Ce mode d'expression nous en dit long sur leur statut particulier et l'inversion de sens qui en résulte. Ils ne font pas parties de la majorité silencieuse. Ils s'en sont extrait. Le nous n'est pas. Nous sentons poindre de manière prégnante la distance intériorisée...

Se pose alors la question de l'extraction de ces personnes du commun des mortels? Non, ils ne sont plus français ou du moins, ils semblent avoir trouvé par je ne sais quelle transsubstantation sublime un état divin et second qui leur donne accès à une vérité supérieure, dont ils sont les porteurs et dont ils ont la nécessité de la charrier vers la base, pour nous en inonder, afin que nous les suivions ( si nous le pouvons) dans leur chemins consacrés. Ils espèrent que nous les remercierons. Nous sommes le troupeau, des agneaux de dieu, heureux d'être ainsi protégés.

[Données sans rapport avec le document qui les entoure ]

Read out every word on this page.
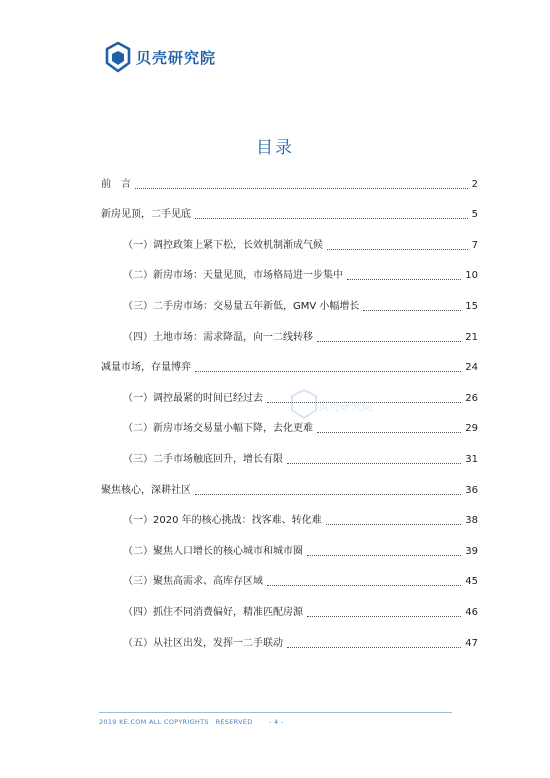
贝壳研究院
目录
前　言	2
新房见顶，二手见底	5
（一）调控政策上紧下松，长效机制渐成气候	7
（二）新房市场：天量见顶，市场格局进一步集中	10
（三）二手房市场：交易量五年新低，GMV 小幅增长	15
（四）土地市场：需求降温，向一二线转移	21
减量市场，存量博弈	24
（一）调控最紧的时间已经过去	26
（二）新房市场交易量小幅下降，去化更难	29
（三）二手市场触底回升，增长有限	31
聚焦核心，深耕社区	36
（一）2020 年的核心挑战：找客难、转化难	38
（二）聚焦人口增长的核心城市和城市圈	39
（三）聚焦高需求、高库存区域	45
（四）抓住不同消费偏好，精准匹配房源	46
（五）从社区出发，发挥一二手联动	47
贝壳研究院
2019 KE.COM ALL COPYRIGHTS　RESERVED	- 4 -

Mais, bien que athé, je m'interroge et confronte la vérité révélé de nos présidents à celle de l'illustre Jésus Christ dont mon analyse ne peut se départir tant sa popularité drainait les masses avec lui. Il était un animal politique aussi qui vivait parmi les obscurs. Quand Jésus quitte le monde pour rejoindre le Royaume des Cieux, il n'a de cesse de vouloir revenir et prouver ainsi sa vérité, sa présence et sa vérité divine. Q'on le croit ou pas, c'est le récit qui en est fait. J'attends ainsi que notre président nous revienne, eu égard à sa position supérieure. Il n'en est rien pour l'instant. Sarkozy, lui, se fait régler des conférences privés. Sa vérité est confiné à des cercles supérieurs. Hollande est loin et seul sa jovialité paternaliste nous rappelle son humanité mais, j'ai tendance, béotien que je suis, à trouver cela un peu court. 

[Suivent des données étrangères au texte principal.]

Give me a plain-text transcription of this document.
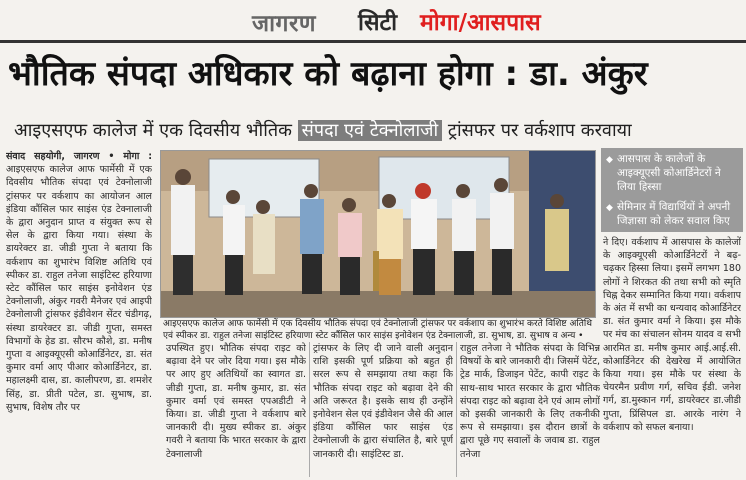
जागरण सिटी मोगा/आसपास
भौतिक संपदा अधिकार को बढ़ाना होगा : डा. अंकुर
आइएसएफ कालेज में एक दिवसीय भौतिक संपदा एवं टेक्नोलाजी ट्रांसफर पर वर्कशाप करवाया
संवाद सहयोगी, जागरण • मोगा : आइएसएफ कालेज आफ फार्मेसी में एक दिवसीय भौतिक संपदा एवं टेक्नोलाजी ट्रांसफर पर वर्कशाप का आयोजन आल इंडिया कौंसिल फार साइंस एंड टेक्नालाजी के द्वारा अनुदान प्राप्त व संयुक्त रूप से सेल के द्वारा किया गया। संस्था के डायरेक्टर डा. जीडी गुप्ता ने बताया कि वर्कशाप का शुभारंभ विशिष्ट अतिथि एवं स्पीकर डा. राहुल तनेजा साइंटिस्ट हरियाणा स्टेट कौंसिल फार साइंस इनोवेशन एंड टेक्नोलाजी, अंकुर गवरी मैनेजर एवं आइपी टेक्नोलाजी ट्रांसफर इंडीवेशन सेंटर चंडीगढ़, संस्था डायरेक्टर डा. जीडी गुप्ता, समस्त विभागों के हेड डा. सौरभ कौशे, डा. मनीष गुप्ता व आइक्यूएसी कोआर्डिनेटर, डा. संत कुमार वर्मा आए पीआर कोआर्डिनेटर, डा. महालक्ष्मी दास, डा. कालीपरण, डा. शमशेर सिंह, डा. प्रीती पटेल, डा. सुभाष, डा. सुभाष, विशेष तौर पर
आइएसएफ कालेज आफ फार्मेसी में एक दिवसीय भौतिक संपदा एवं टेक्नोलाजी ट्रांसफर पर वर्कशाप का शुभारंभ करते विशिष्ट अतिथि एवं स्पीकर डा. राहुल तनेजा साइंटिस्ट हरियाणा स्टेट कौंसिल फार साइंस इनोवेशन एंड टेक्नालाजी, डा. सुभाष, डा. सुभाष व अन्य •
◆ आसपास के कालेजों के आइक्यूएसी कोआर्डिनेटरों ने लिया हिस्सा
◆ सेमिनार में विद्यार्थियों ने अपनी जिज्ञासा को लेकर सवाल किए
उपस्थित हुए। भौतिक संपदा राइट को बढ़ावा देने पर जोर दिया गया। इस मौके पर आए हुए अतिथियों का स्वागत डा. जीडी गुप्ता, डा. मनीष कुमार, डा. संत कुमार वर्मा एवं समस्त एपअडीटी ने किया। डा. जीडी गुप्ता ने वर्कशाप बारे जानकारी दी। मुख्य स्पीकर डा. अंकुर गवरी ने बताया कि भारत सरकार के द्वारा टेक्नालाजी
ट्रांसफर के लिए दी जाने वाली अनुदान राशि इसकी पूर्ण प्रक्रिया को बहुत ही सरल रूप से समझाया तथा कहा कि भौतिक संपदा राइट को बढ़ावा देने की अति जरूरत है। इसके साथ ही उन्होंने इनोवेशन सेल एवं इंडीवेशन जैसे की आल इंडिया कौंसिल फार साइंस एंड टेक्नोलाजी के द्वारा संचालित है, बारे पूर्ण जानकारी दी। साइंटिस्ट डा.
राहुल तनेजा ने भौतिक संपदा के विभिन्न विषयों के बारे जानकारी दी। जिसमें पेटेंट, ट्रेड मार्क, डिजाइन पेटेंट, कापी राइट के साथ-साथ भारत सरकार के द्वारा भौतिक संपदा राइट को बढ़ावा देने एवं आम लोगों को इसकी जानकारी के लिए तकनीकी रूप से समझाया। इस दौरान छात्रों के द्वारा पूछे गए सवालों के जवाब डा. राहुल तनेजा
ने दिए। वर्कशाप में आसपास के कालेजों के आइक्यूएसी कोआर्डिनेटरों ने बढ़-चढ़कर हिस्सा लिया। इसमें लगभग 180 लोगों ने शिरकत की तथा सभी को स्मृति चिह्न देकर सम्मानित किया गया। वर्कशाप के अंत में सभी का धन्यवाद कोआर्डिनेटर डा. संत कुमार वर्मा ने किया। इस मौके पर मंच का संचालन सोनम यादव व सभी आरमित डा. मनीष कुमार आई.आई.सी. कोआर्डिनेटर की देखरेख में आयोजित किया गया। इस मौके पर संस्था के चेयरमैन प्रवीण गर्ग, सचिव ईडी. जनेश गर्ग, डा.मुस्कान गर्ग, डायरेक्टर डा.जीडी गुप्ता, प्रिंसिपल डा. आरके नारंग ने वर्कशाप को सफल बनाया।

En vérité, je vous le dis: les sacrifices constants immposés par notre sacré Présidence a plus de liens avec les religions païennes  et cruel d'un temps révolu, qu'avec les actes d'amours révolutionnaires que Jésus Christ encourageait. L'assertion de la dette dans le langage contemporain est une dévoreuse de temps. Si instances divines il y a dans cette Cinquième République en 2014, elle évoque Cronos qui dévore ses enfants. Aujourd'hui, Cronos, selon Hésiode, vit dans les tréfonds de la terre, enchainé après avoir recraché ses enfants.

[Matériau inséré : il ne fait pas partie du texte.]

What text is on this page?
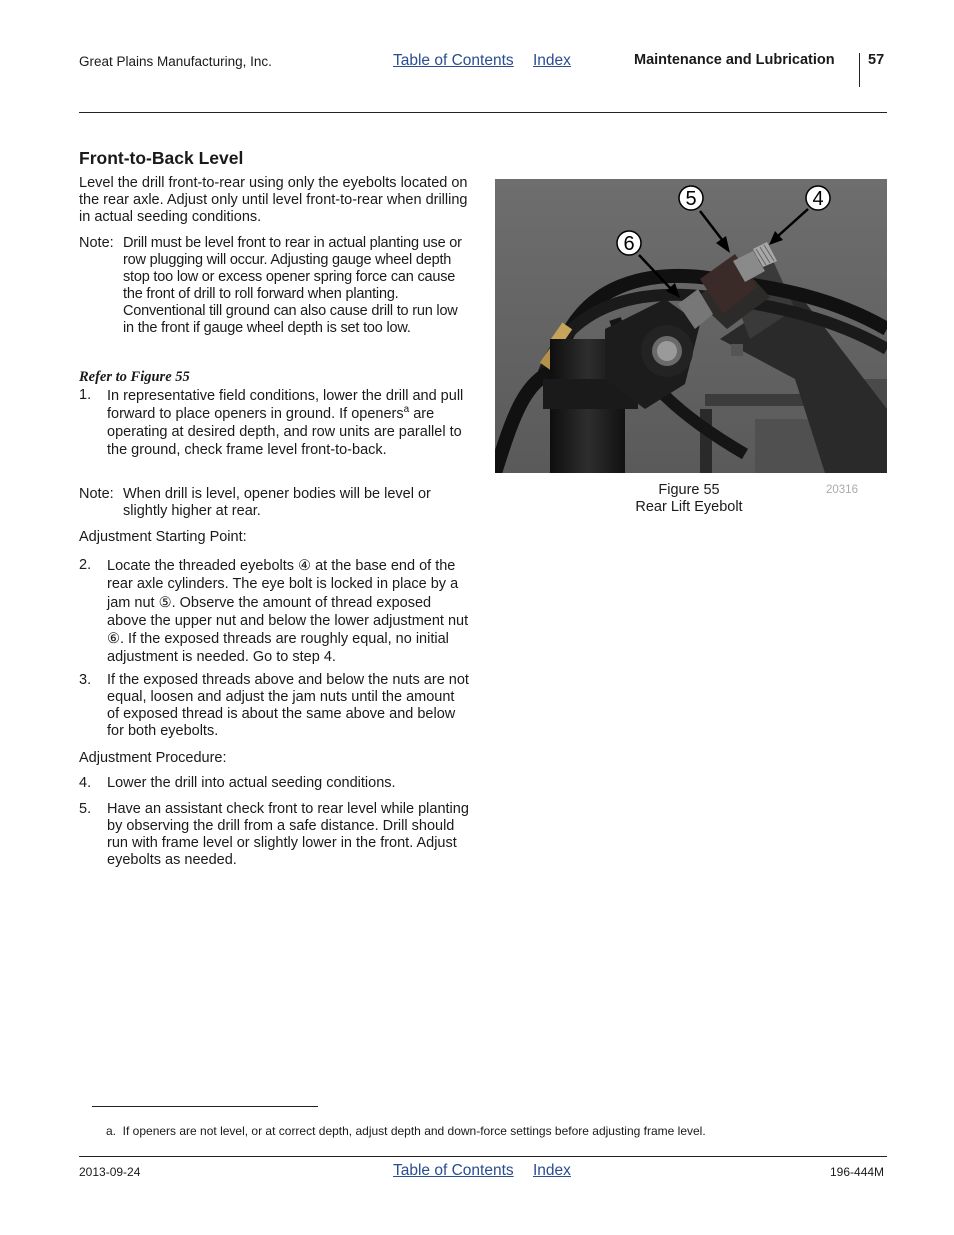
Great Plains Manufacturing, Inc.	Table of Contents Index	Maintenance and Lubrication 57
Front-to-Back Level

Level the drill front-to-rear using only the eyebolts located on the rear axle. Adjust only until level front-to-rear when drilling in actual seeding conditions.

Note: Drill must be level front to rear in actual planting use or row plugging will occur. Adjusting gauge wheel depth stop too low or excess opener spring force can cause the front of drill to roll forward when planting. Conventional till ground can also cause drill to run low in the front if gauge wheel depth is set too low.
Refer to Figure 55
1.	In representative field conditions, lower the drill and pull forward to place openers in ground. If openers$^a$ are operating at desired depth, and row units are parallel to the ground, check frame level front-to-back.
Note: When drill is level, opener bodies will be level or slightly higher at rear.
Adjustment Starting Point:
2.	Locate the threaded eyebolts ④ at the base end of the rear axle cylinders. The eye bolt is locked in place by a jam nut ⑤. Observe the amount of thread exposed above the upper nut and below the lower adjustment nut ⑥. If the exposed threads are roughly equal, no initial adjustment is needed. Go to step 4.
3.	If the exposed threads above and below the nuts are not equal, loosen and adjust the jam nuts until the amount of exposed thread is about the same above and below for both eyebolts.
Adjustment Procedure:
4.	Lower the drill into actual seeding conditions.
5.	Have an assistant check front to rear level while planting by observing the drill from a safe distance. Drill should run with frame level or slightly lower in the front. Adjust eyebolts as needed.
5	4
6
Figure 55
Rear Lift Eyebolt
20316
a.  If openers are not level, or at correct depth, adjust depth and down-force settings before adjusting frame level.
2013-09-24	Table of Contents Index	196-444M
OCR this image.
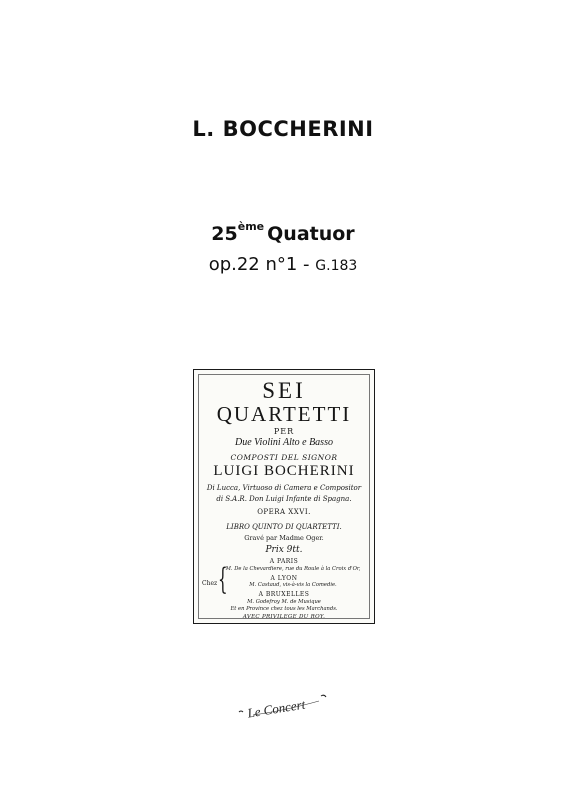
L. BOCCHERINI
25ème Quatuor
op.22 n°1 - G.183
SEI
QUARTETTI
PER
Due Violini Alto e Basso
COMPOSTI DEL SIGNOR
LUIGI BOCHERINI
Di Lucca, Virtuoso di Camera e Compositor
di S.A.R. Don Luigi Infante di Spagna.
OPERA XXVI.
LIBRO QUINTO DI QUARTETTI.
Gravé par Madme Oger.
Prix 9tt.
A PARIS
M. De la Chevardiere, rue du Roule à la Croix d'Or,
Chez {	A LYON
M. Castaud, vis-à-vis la Comedie.
A BRUXELLES
M. Godefroy M. de Musique
Et en Province chez tous les Marchands.
AVEC PRIVILEGE DU ROY.
Le Concert
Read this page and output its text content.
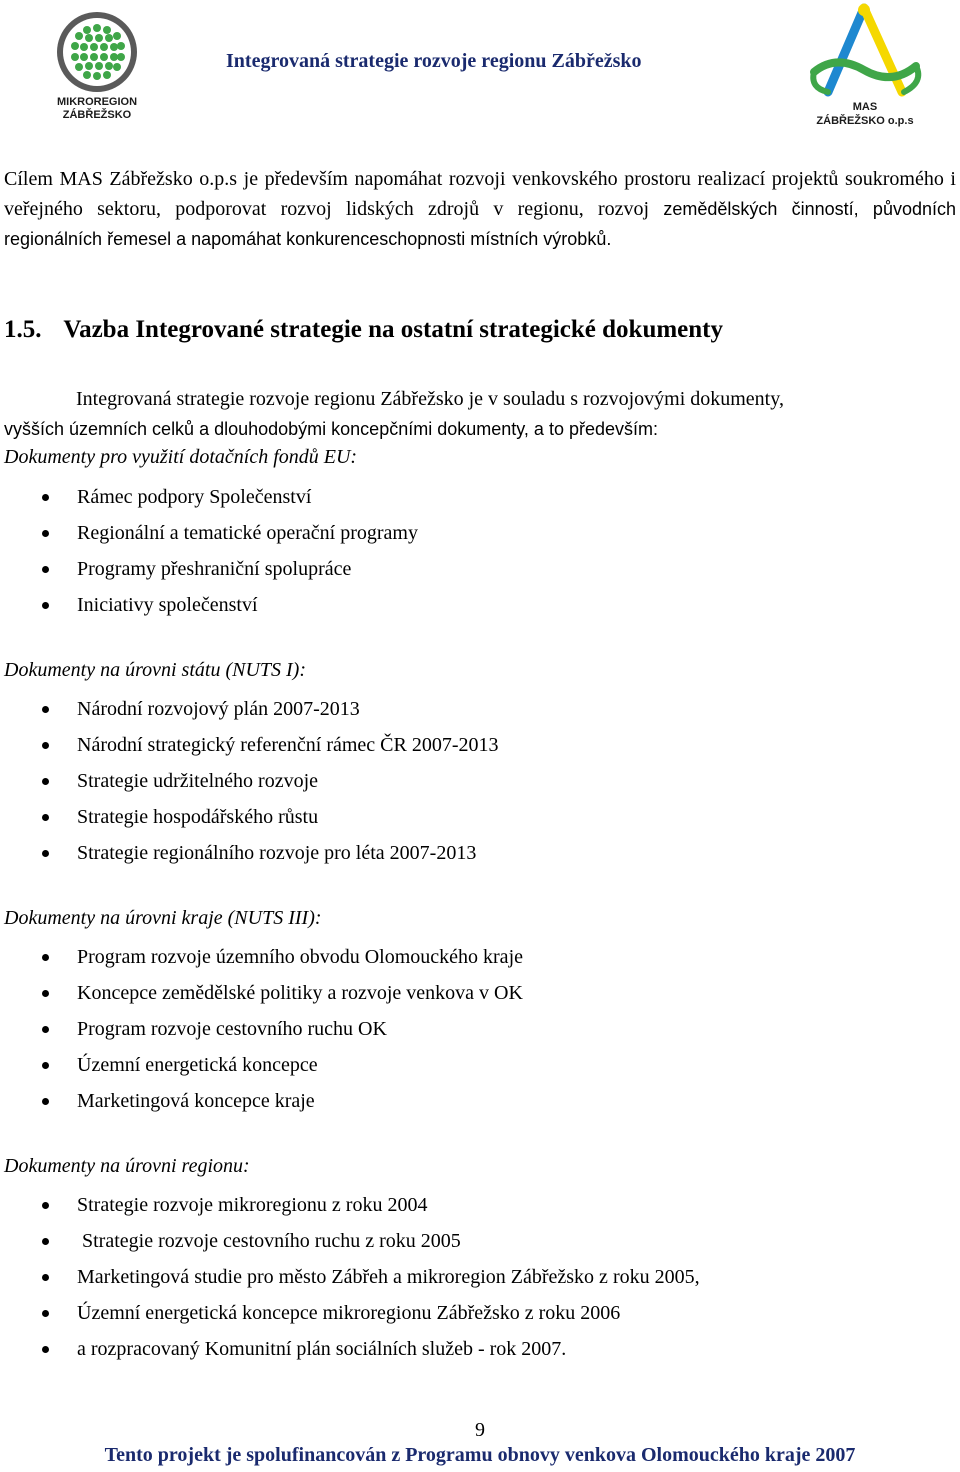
MIKROREGION
ZÁBŘEŽSKO
Integrovaná strategie rozvoje regionu Zábřežsko
MAS
ZÁBŘEŽSKO o.p.s
Cílem MAS Zábřežsko o.p.s je především napomáhat rozvoji venkovského prostoru realizací projektů soukromého i veřejného sektoru, podporovat rozvoj lidských zdrojů v regionu, rozvoj zemědělských činností, původních regionálních řemesel a napomáhat konkurenceschopnosti místních výrobků.
1.5. Vazba Integrované strategie na ostatní strategické dokumenty
Integrovaná strategie rozvoje regionu Zábřežsko je v souladu s rozvojovými dokumenty,
vyšších územních celků a dlouhodobými koncepčními dokumenty, a to především:
Dokumenty pro využití dotačních fondů EU:
Rámec podpory Společenství
Regionální a tematické operační programy
Programy přeshraniční spolupráce
Iniciativy společenství
Dokumenty na úrovni státu (NUTS I):
Národní rozvojový plán 2007-2013
Národní strategický referenční rámec ČR 2007-2013
Strategie udržitelného rozvoje
Strategie hospodářského růstu
Strategie regionálního rozvoje pro léta 2007-2013
Dokumenty na úrovni kraje (NUTS III):
Program rozvoje územního obvodu Olomouckého kraje
Koncepce zemědělské politiky a rozvoje venkova v OK
Program rozvoje cestovního ruchu OK
Územní energetická koncepce
Marketingová koncepce kraje
Dokumenty na úrovni regionu:
Strategie rozvoje mikroregionu z roku 2004
Strategie rozvoje cestovního ruchu z roku 2005
Marketingová studie pro město Zábřeh a mikroregion Zábřežsko z roku 2005,
Územní energetická koncepce mikroregionu Zábřežsko z roku 2006
a rozpracovaný Komunitní plán sociálních služeb - rok 2007.
9
Tento projekt je spolufinancován z Programu obnovy venkova Olomouckého kraje 2007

Notre président nous connait bien, dit-il. C'est très urbain de sa part  mais pourquoi est-il besoin de dire l'évidence à nous qui l'avons élu?  Connaissons-nous  nos présidents mais avant cela, nous connaissons-nous même pour avoir l'illusion de croire qu'un Président puisse décider de tout à notre place?  Si Jésus, un prophète s'il en est quelqu'il soit, revenait parmi nous, il ne serait pas Président de la République, il serait dans l'immanence de la masse pour ne faire qu'un avec et cette dualité n'aurait pas lieu d'être. Ce serait l'avènement du Nous, de la transsubstantation du Nous en un Je divin et non celle du Nous en Moi. Seulement, une politique éclairée impose une humilité à la mesure des conditions matérielles à l'échelle humaine. Un Homme si brillant soit-il, reste un homme.

Nos présidents ne dérogent pas à cette évidence, et, heureusement pour eux comme pour nous. Cependant, ils semblent se satisfaire de cette illusion. Ce jeu s'inscrit dans un Je présidentiel à notre plus grand désarroi, et notre servitude volontaire à l'image de cet amalgame.